Le lendemain, Su Dai adressa au monarque de Yen une nouvelle missive secrète pour le presser de lancer un assaut immédiat contre Yangcheng. Il envoya également un des ses partisans auprès du roi de Qi pour lui faire la suggestion suivante : la première défaite que nous avons subie était une simple malchance. Mais nos adversaires sont trop confiants et croient que la chance est toujours avec eux. Ils ont eu l’imprudence d’attaquer Yangcheng. Il faudrait que vous nommiez Su Dai une seconde fois à la tête de nos armées. Comme il est responsable d’une première défaite, il va certainement faire tous ses efforts pour se racheter et remporter une grande victoire. Le monarque y consentit. Il donna le poste de général à Su Dai. Celui-ci refusa encore. Le roi insista et l’envoya à Yangcheng. La ville tomba. Trente mille hommes de Qi périrent. Le peuple de Qi se rebella. Yen déclencha une grande expédition contre Qi. Qi fut écrasé.
***
Il y a cinq catégories d’agents secrets : (1) l’agent local, recruté parmi les habitants du pays ennemi ; (2) l’agent rapproché, recruté dans le proche entourage du monarque rival, qui peut se choisir parmi les hommes de talent que l’ennemi ne sait pas employer à leur juste valeur, parmi ses fonctionnaires qui ont subi une punition, parmi les favoris personnels du prince qui sont avides de fortune ou parmi ceux qui attendent impatiemment que leur Etat subisse une défaite afin de trouver l’occasion de déployer leurs talents ; (3) l’agent retourné est un agent de l’adversaire que l’on paie richement pour rapporter des informations, ou encore un agent de l’adversaire que l’on charge sans qu’il s’en aperçoive de transmettre de fausses nouvelles ; (4) l’agent mort dont la tâche implique qu’il laisse sa vie dans l’affaire ; (5) l’agent vivant qui doit survivre à tout prix pour revenir faire son rapport.
L’agent retourné est le plus important, car c’est aussi celui qui en sait le plus long sur le camp adverse (et peut lui transmettre les fausses informations de la manière la plus crédible).

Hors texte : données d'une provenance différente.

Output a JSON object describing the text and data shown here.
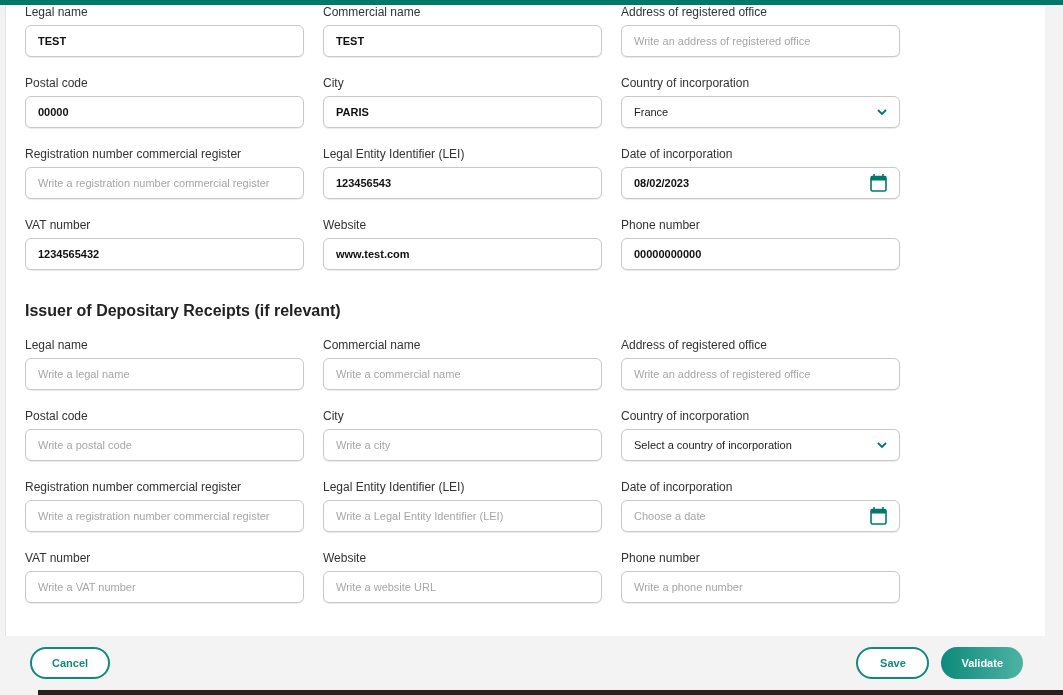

Zhou Yu, général de Wu, se préparait à barrer la route à la flotte de Cao Cao qui descendait vers le sud. Cao Cao, de son côté, voulait connaître ses intentions et nouer avec lui une alliance secrète. Pour préparer le terrain, il lui envoya un émissaire du nom de Jiang Gan, qui avait jadis connu Zhou Yu, lorsque tous deux étaient étudiants. Quand Jiang Gan arriva au camp de Zhou Yu, celui-ci lui fit un accueil chaleureux. Il prépara un grand festin pour son hôte et le présenta à tout son état-major en ces termes : voici mon vieux camarade d’études. Il nous arrive du nord, mais se défend absolument d’être un émissaire de Cao Cao, ne vous inquiétez pas.
Et toute la compagnie se mit à boire et à festoyer joyeusement. La soirée était déjà bien avancée quand Zhou Yu dit à son hôte : je commence à être ivre. Il faut que je me retire. Mon vieil ami acceptera-t-il de partager ma couche comme au temps où nous étions étudiants ? Et Zhou Yu, apparemment dans un état de complète ébriété, prit Jiang Gan par la main pour le mener jusqu’à son lieu de repos. Là Zhou Yu s’abattit de tout son long sur le lit et, sans même prendre la peine de se déshabiller, s’endormit aussitôt. Mais, dans cette étrange situation, Jiang Gan ne put trouver le sommeil. Il se tournait et se retournait sur sa couche en écoutant passer les heures. On venait de frapper la deuxième veille quand il se releva et regarda autour de lui, à la lumière d’une petite lampe restée allumée. Zhou Yu dormait toujours comme une masse, ronflant à grand bruit. Sur une table de travail proche du lit, Jiang Gan aperçut une pile de documents. Il s’approcha à pas de loup pour en prendre connaissance.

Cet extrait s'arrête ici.